Sąd Najwyższy przychylił się do wniosku Próchnika i nakazał sądowi apelacyjnemu ponowne rozpatrzenie sporu pomiędzy producentem garniturów i bankiem Pekao. Chodzi o zobowiązanie sprzed lat na rzecz banku (ok. 400 tys. zł kredytu udzielonego w 1996 r.). Zarząd łódzkiego przedsiębiorstwa twierdzi, że dług powinien zostać objęty układem z wierzycielami.

W ubiegłym roku Próchnik spłacił kredyt w Pekao w całości. Wraz z odsetkami było to ok. 800 tys. zł. Jeśli zobowiązanie byłoby objęte układem, to na jego mocy kwota kredytu (400 tys. zł) powinna zostać zredukowana o 40 proc., czyli do około 250 tys. zł.

Zgodnie z decyzją sądu najwyższego, teraz sąd niższej instancji ma określić, czy rzeczywiście zobowiązanie Próchnika wobec Pekao powinno wejść do grupy zobowiązań układowych.
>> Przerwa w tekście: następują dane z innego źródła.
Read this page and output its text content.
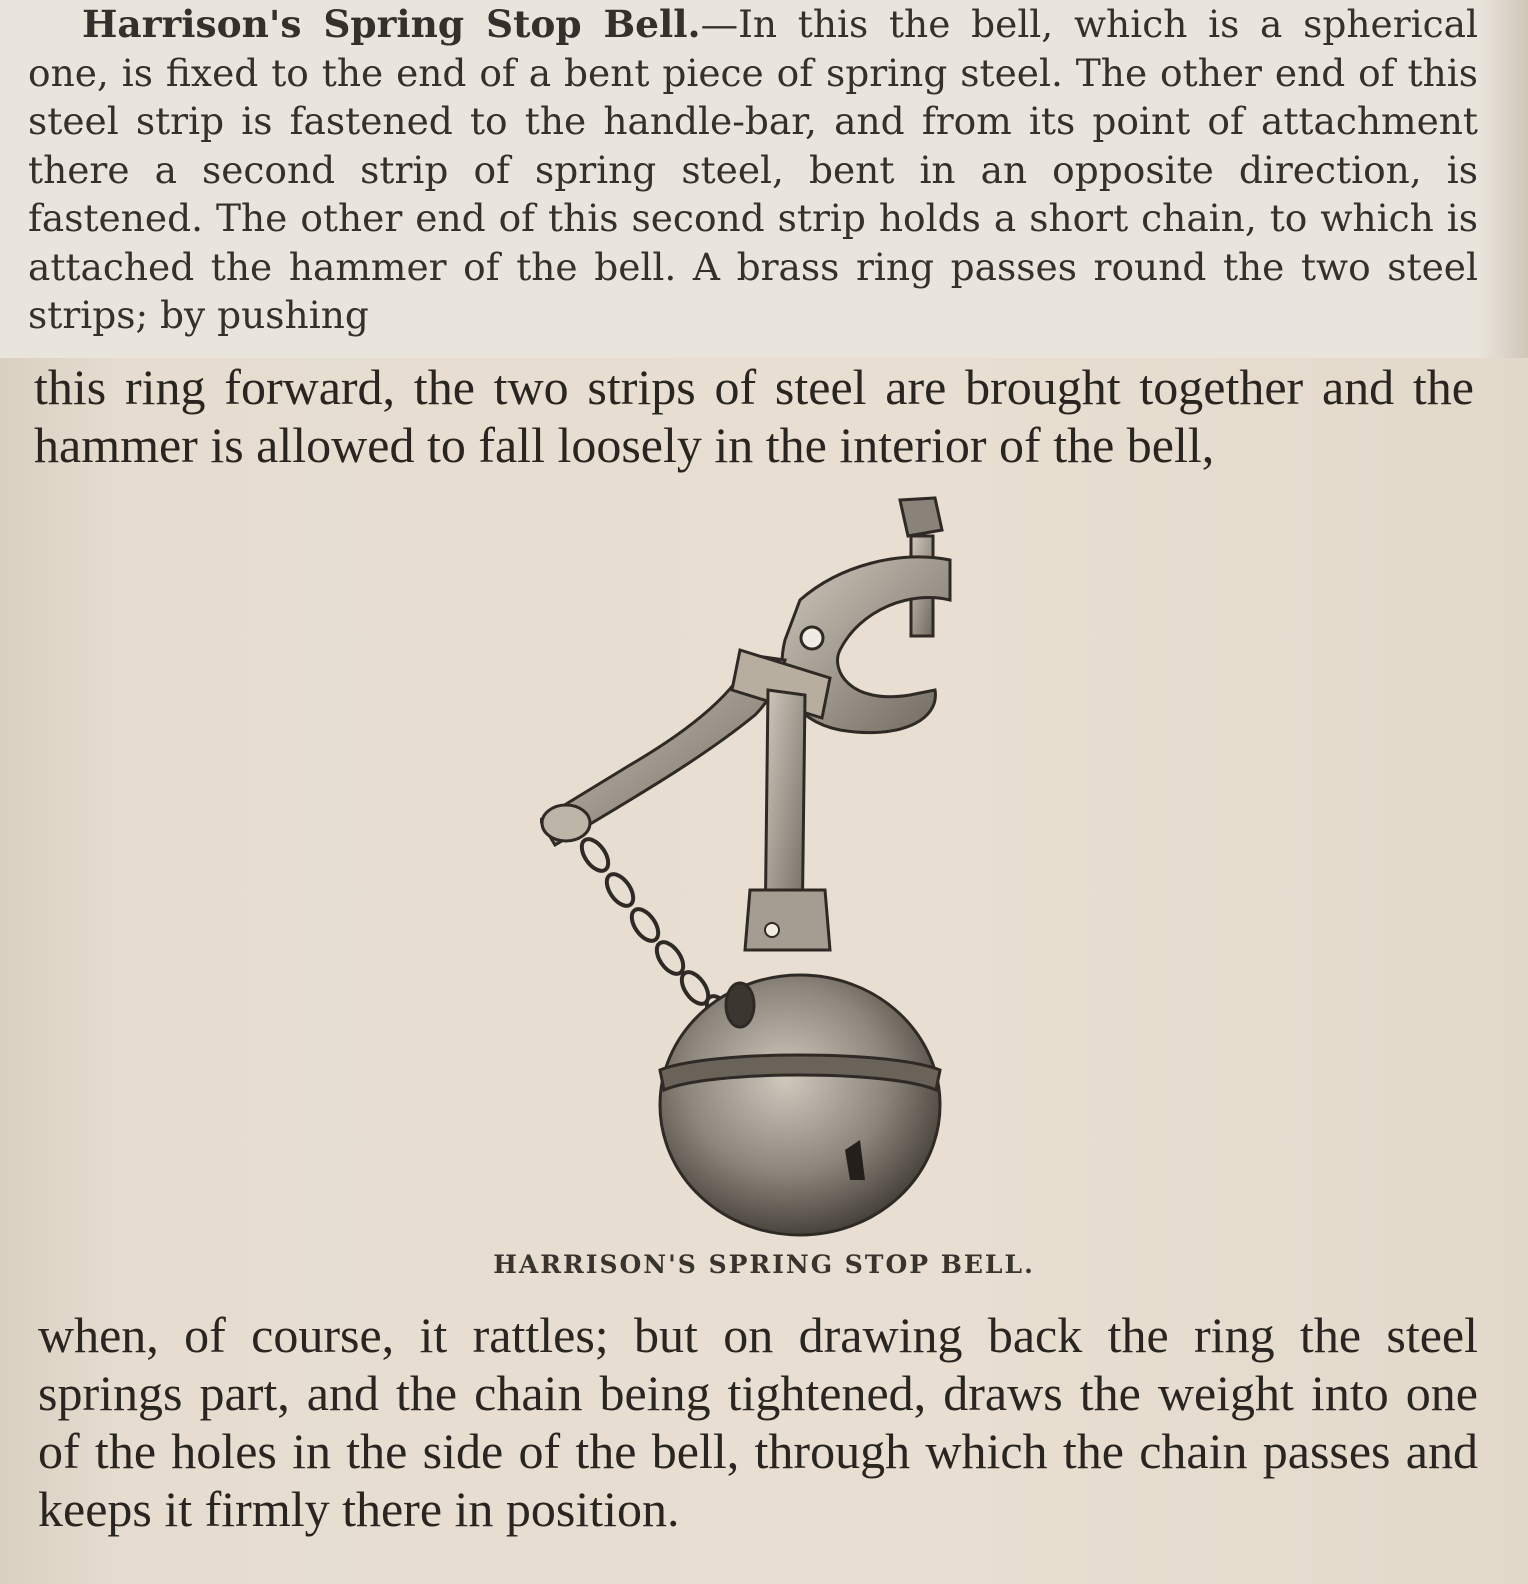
Harrison's Spring Stop Bell.—In this the bell, which is a spherical one, is fixed to the end of a bent piece of spring steel. The other end of this steel strip is fastened to the handle-bar, and from its point of attachment there a second strip of spring steel, bent in an opposite direction, is fastened. The other end of this second strip holds a short chain, to which is attached the hammer of the bell. A brass ring passes round the two steel strips; by pushing

this ring forward, the two strips of steel are brought together and the hammer is allowed to fall loosely in the interior of the bell,

HARRISON'S SPRING STOP BELL.

when, of course, it rattles; but on drawing back the ring the steel springs part, and the chain being tightened, draws the weight into one of the holes in the side of the bell, through which the chain passes and keeps it firmly there in position.
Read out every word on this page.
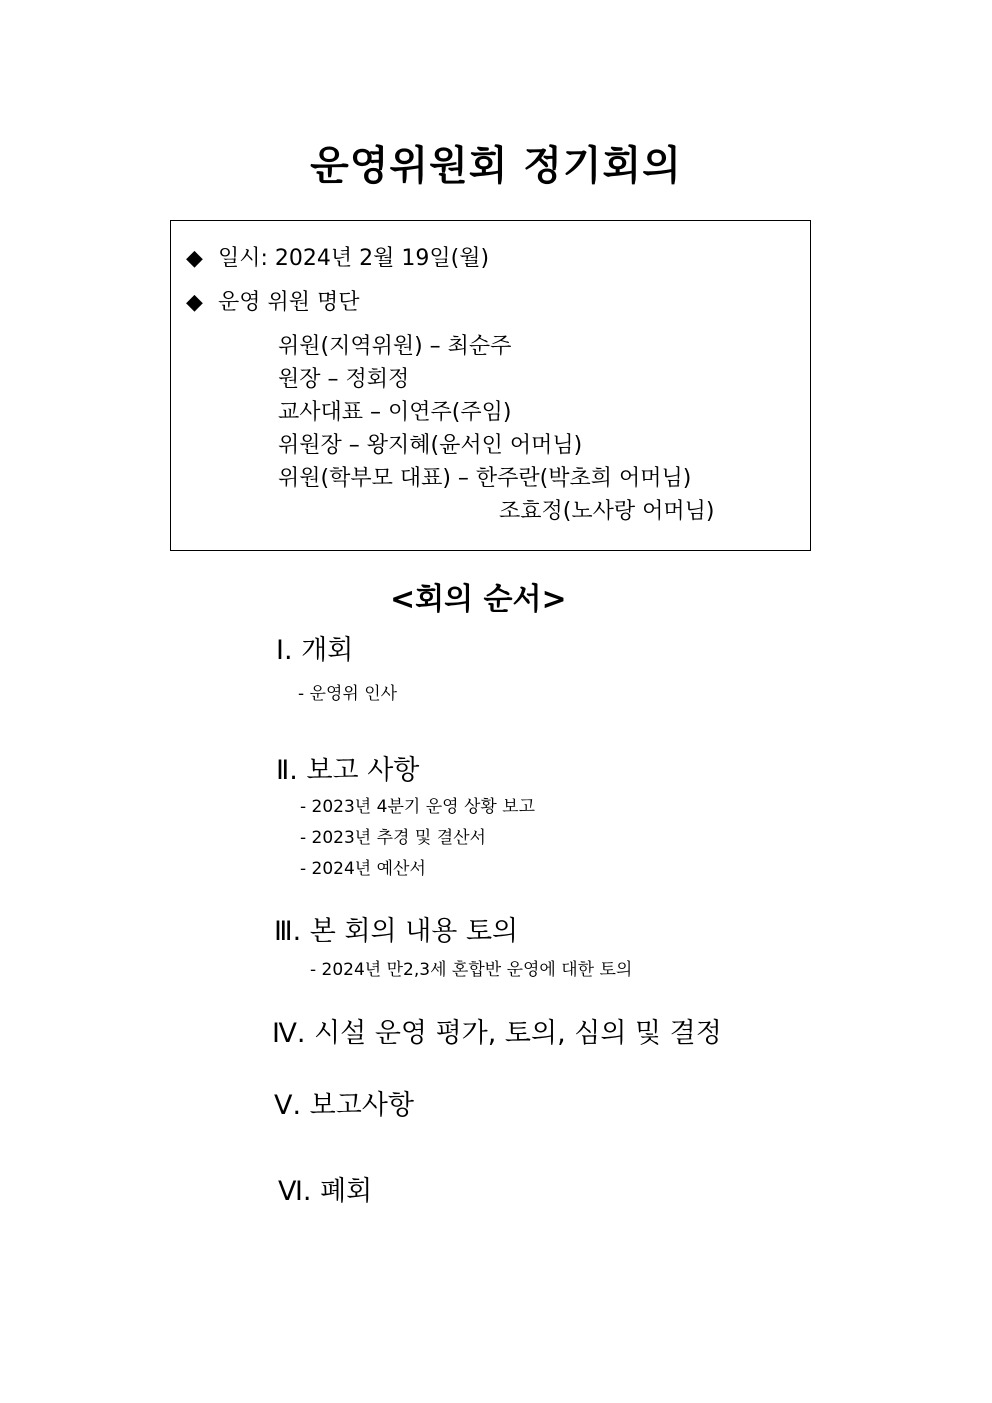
운영위원회 정기회의
◆ 일시: 2024년 2월 19일(월)
◆ 운영 위원 명단
위원(지역위원) – 최순주
원장 – 정회정
교사대표 – 이연주(주임)
위원장 – 왕지혜(윤서인 어머님)
위원(학부모 대표) – 한주란(박초희 어머님)
조효정(노사랑 어머님)
<회의 순서>
Ⅰ. 개회
- 운영위 인사
Ⅱ. 보고 사항
- 2023년 4분기 운영 상황 보고
- 2023년 추경 및 결산서
- 2024년 예산서
Ⅲ. 본 회의 내용 토의
- 2024년 만2,3세 혼합반 운영에 대한 토의
Ⅳ. 시설 운영 평가, 토의, 심의 및 결정
Ⅴ. 보고사항
Ⅵ. 폐회
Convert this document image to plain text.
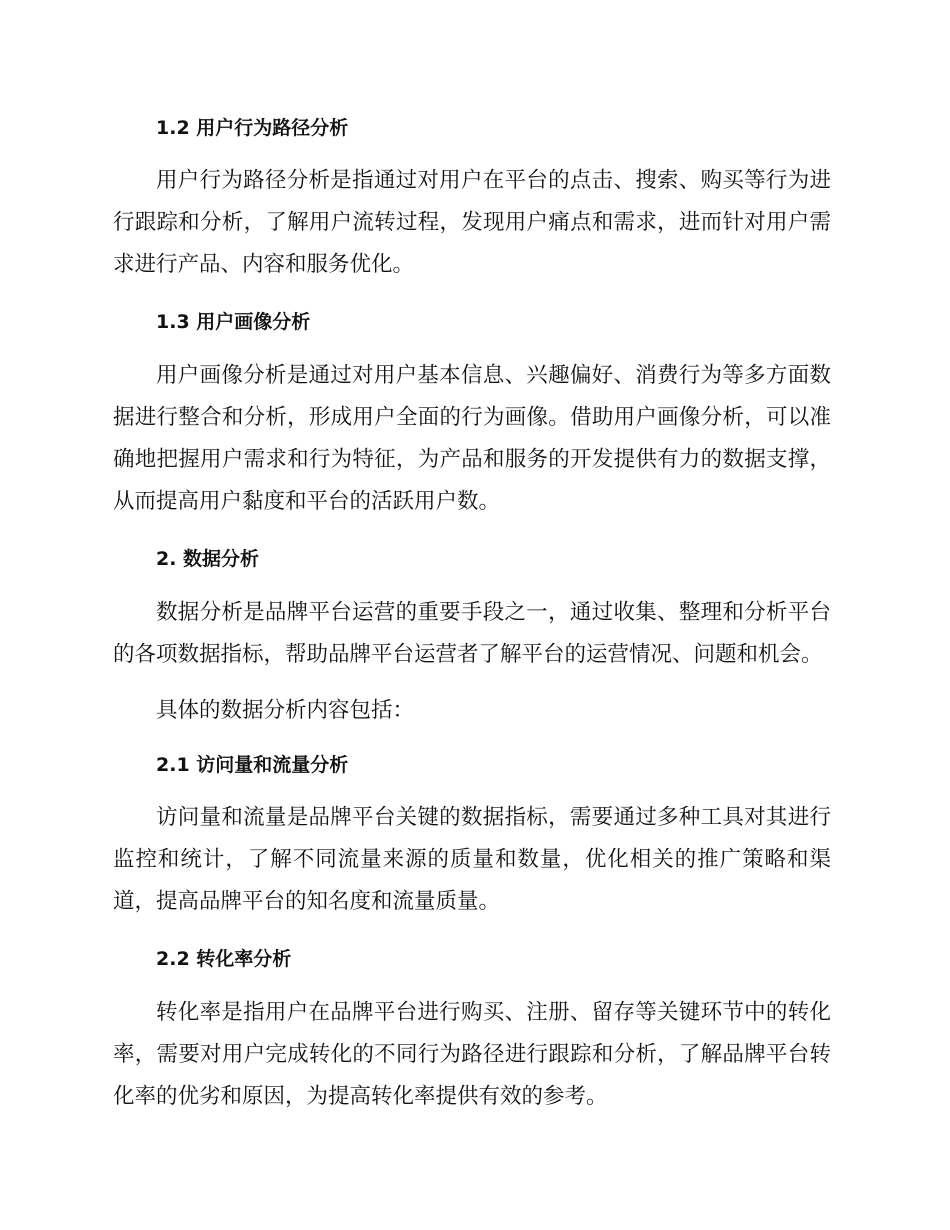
1.2 用户行为路径分析

用户行为路径分析是指通过对用户在平台的点击、搜索、购买等行为进行跟踪和分析，了解用户流转过程，发现用户痛点和需求，进而针对用户需求进行产品、内容和服务优化。

1.3 用户画像分析

用户画像分析是通过对用户基本信息、兴趣偏好、消费行为等多方面数据进行整合和分析，形成用户全面的行为画像。借助用户画像分析，可以准确地把握用户需求和行为特征，为产品和服务的开发提供有力的数据支撑，从而提高用户黏度和平台的活跃用户数。

2. 数据分析

数据分析是品牌平台运营的重要手段之一，通过收集、整理和分析平台的各项数据指标，帮助品牌平台运营者了解平台的运营情况、问题和机会。

具体的数据分析内容包括：

2.1 访问量和流量分析

访问量和流量是品牌平台关键的数据指标，需要通过多种工具对其进行监控和统计，了解不同流量来源的质量和数量，优化相关的推广策略和渠道，提高品牌平台的知名度和流量质量。

2.2 转化率分析

转化率是指用户在品牌平台进行购买、注册、留存等关键环节中的转化率，需要对用户完成转化的不同行为路径进行跟踪和分析，了解品牌平台转化率的优劣和原因，为提高转化率提供有效的参考。
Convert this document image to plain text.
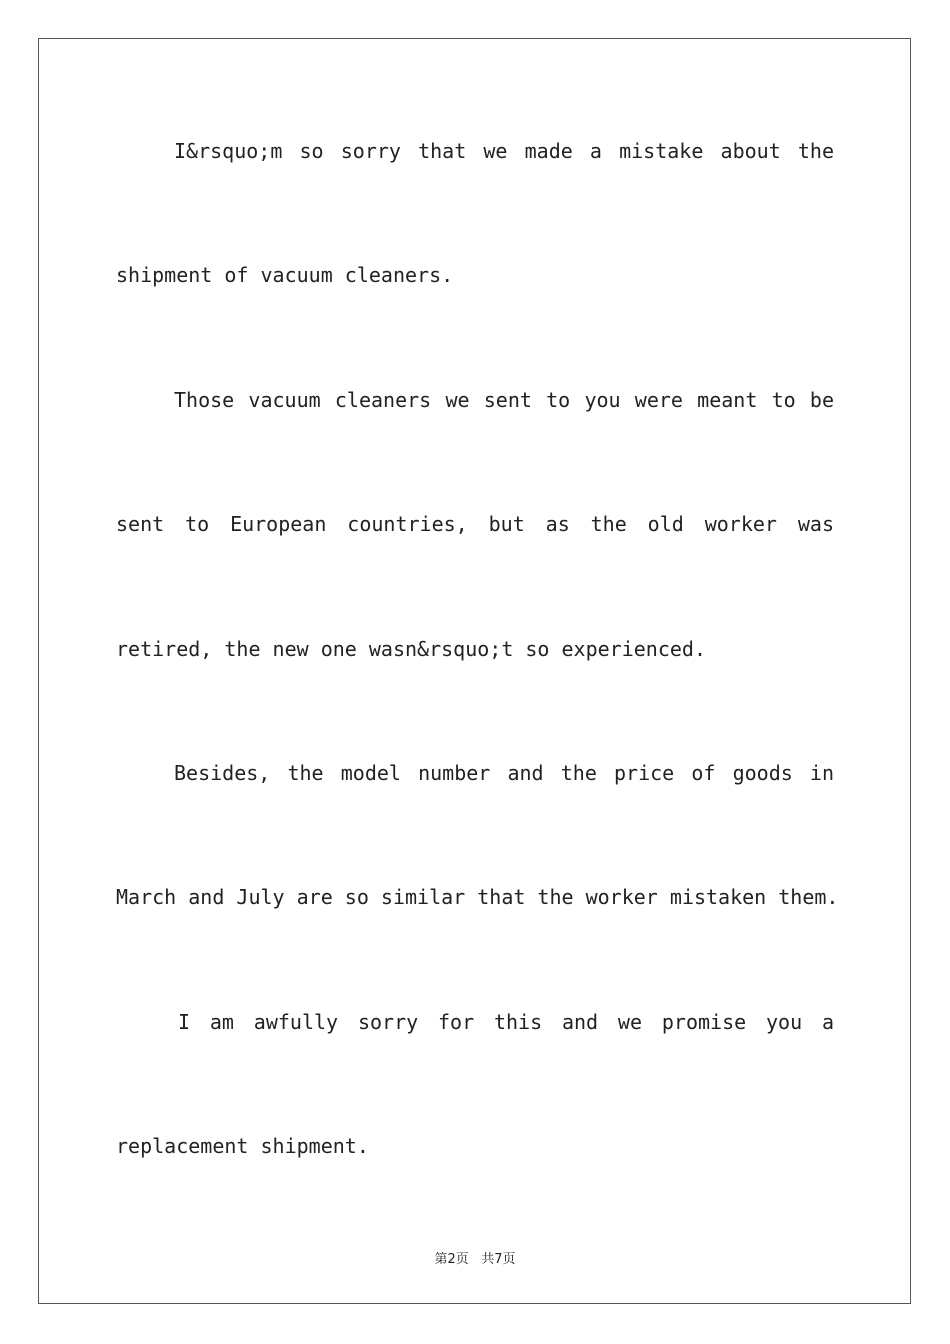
I&rsquo;m so sorry that we made a mistake about the
shipment of vacuum cleaners.
Those vacuum cleaners we sent to you were meant to be
sent to European countries, but as the old worker was
retired, the new one wasn&rsquo;t so experienced.
Besides, the model number and the price of goods in
March and July are so similar that the worker mistaken them.
I am awfully sorry for this and we promise you a
replacement shipment.
第2页 共7页
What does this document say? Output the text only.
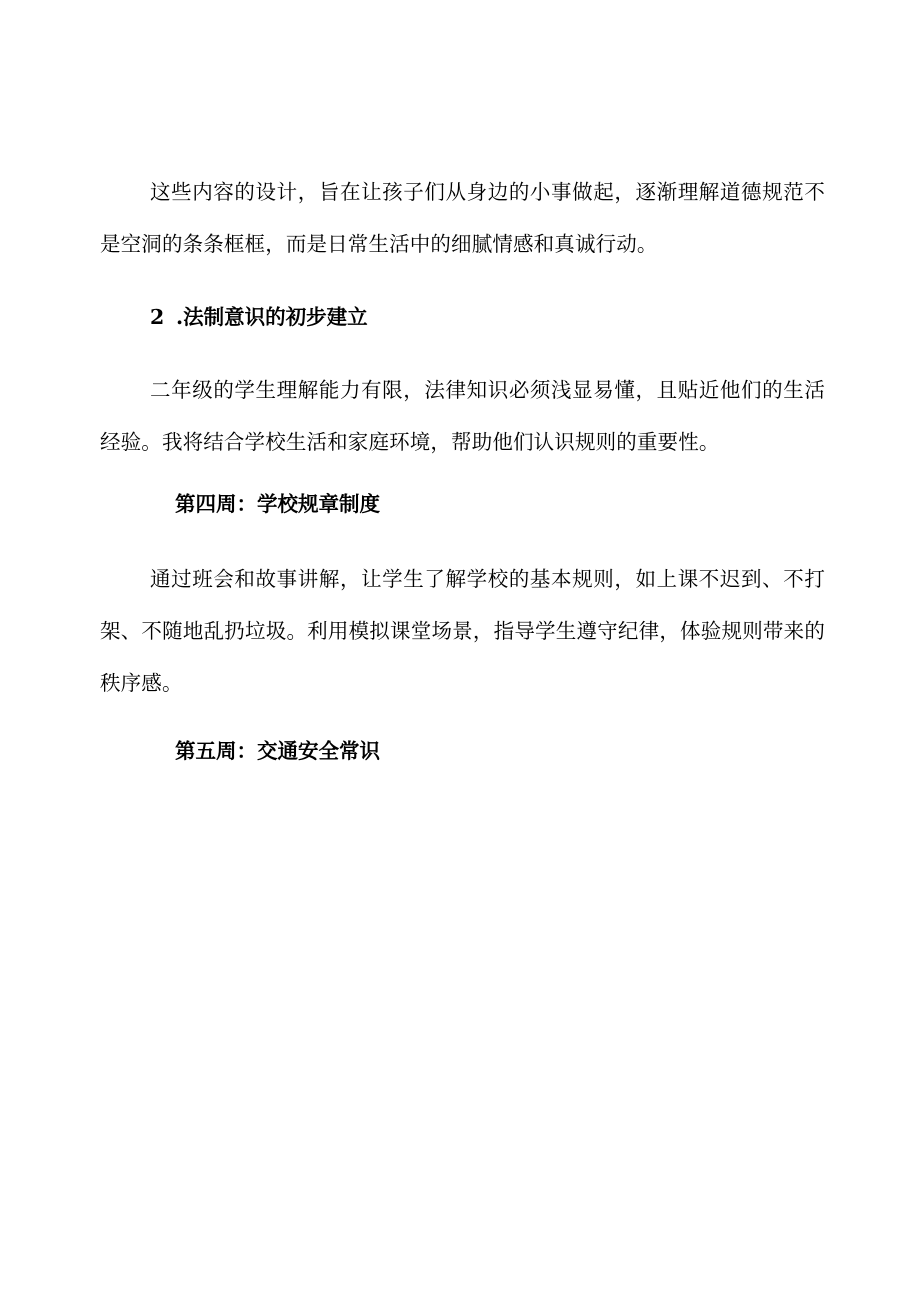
这些内容的设计，旨在让孩子们从身边的小事做起，逐渐理解道德规范不是空洞的条条框框，而是日常生活中的细腻情感和真诚行动。

2 .法制意识的初步建立

二年级的学生理解能力有限，法律知识必须浅显易懂，且贴近他们的生活经验。我将结合学校生活和家庭环境，帮助他们认识规则的重要性。

第四周：学校规章制度

通过班会和故事讲解，让学生了解学校的基本规则，如上课不迟到、不打架、不随地乱扔垃圾。利用模拟课堂场景，指导学生遵守纪律，体验规则带来的秩序感。

第五周：交通安全常识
Jeśli sąd apelacyjny tak orzeknie, to bank będzie musiał zwrócić firmie odzieżowej różnicę pomiędzy otrzymaną a należną po uwzględnieniu redukcji kwotę. Zarząd szacuje, że będzie to ok. 500 tys. zł. Próchnik liczy, że sąd apelacyjny zajmie stanowisko korzystne dla spółki. Wtedy pieniądze zasiliłyby kasę przedsiębiorstwa i wpłynęły bezpośrednio na wynik netto.

Sąd zalecił też stronom zawarcie ugody. - Jeśli uda nam się wynegocjować korzystne warunki, to z pewnością zgodzimy się na porozumienie. Jeśli nie, będziemy czekać na decyzję sądu - tłumaczy Mikołaj Habit, wiceprezes Próchnika. Dodaje, że zarządowi spółki zależy na szybkim zamknięciu sprawy. Zapewne chodzi o wykazanie w tym roku jak najlepszego wyniku finansowego, od czego uzależnione jest uruchomienie programu motywacyjnego.